Shaymus is watching tv when the phone rings and I grab it quick. He is not usually entranced by tv but whatever this is, it has him mesmerized; good. I take the phone as far as the cord will go. Drew tells me the bottom line first, he knows what I want to hear and, thank God, he says it. She's here. She's fine. My shoulders undo the painful thing I didn't know they'd been doing. The baby's all right, Anna is all right.

After the initial "ok" are the more gruesome bits. Drew starts telling me the details. I don't ask him to stop even though everything is awful and gets worse. He is exahusted, he has no sense of what not to share. He has to talk it out and I am the available ear. And I want to know, even about the ragged red scar, the unexpected fluids, the intern who bolted.

Shaymus wants a cookie of course. All right, here. I encourage him back to the tv but he looks at me curiously and says We can't eat in the tv room. A little young to be so self-righteous, I do not say. He sits at the kitchen table making crumbs while I play it cool with carefully-inflected uh-huhs to Drew's monologue.

Is that Dad? Is it? Can I talk to Dad can I? I wave him off but know it's no use, I put him on the line and Drew makes up some half-lies I cannot hear. Satisfied Shaymus goes back to tv and it is my turn again to hear that they had to slash Anna open like a melon or a deer, that they pulled the baby out choking and blue, cord wrapped around her neck. That it all turned out all right but there was so much pain along the way, so much blood, her terrible voice.

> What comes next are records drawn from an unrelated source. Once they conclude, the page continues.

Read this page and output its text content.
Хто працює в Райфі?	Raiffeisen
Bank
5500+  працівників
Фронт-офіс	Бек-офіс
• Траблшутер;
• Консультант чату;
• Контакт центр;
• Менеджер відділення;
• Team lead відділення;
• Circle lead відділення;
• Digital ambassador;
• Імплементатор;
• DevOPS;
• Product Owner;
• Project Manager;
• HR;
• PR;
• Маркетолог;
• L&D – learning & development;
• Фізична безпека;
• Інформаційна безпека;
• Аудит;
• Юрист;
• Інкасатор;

When Drew's exhaustion supersedes his words we hang up. I go back to the couch and Shaymus says, eyes still forward to the screen, Mom's coming home and she's ok right? I say of course she is. Everything's cool. And it is. I am leaving out the hideous parts, because I have to. I swore I would never lie, even to save him pain, I said. Enough pain waits for him anyway, no need for me to complicate it. How stupid, how babyish of me.

So, I didn't live up to my word. So what, I realize. A few lies to spare a four-year-old's panic and worry. A few lies to tell the truth in a roundabout way - bottom line, everyone is ok, why should I tell him there was so much blood and trouble?

And, I see, there isn't any trouble. What I have said becomes true. I ease back into the pillows and Shaymus nudges me to how he wants me to sit, as his backrest, his support. Ok, Shaymus. All right. I smell the top of his head, hair still baby-fine. He still smells like a little boy and I cannot get enough of it. I hope, hard, that I will be able to tell when he needs lies and when he needs the truth. I know it will get complicated and I know I may make it worse. But tonight it is as simple as a good movie and a soft couch and mom coming home tomorrow with a whole new person for us, all for us.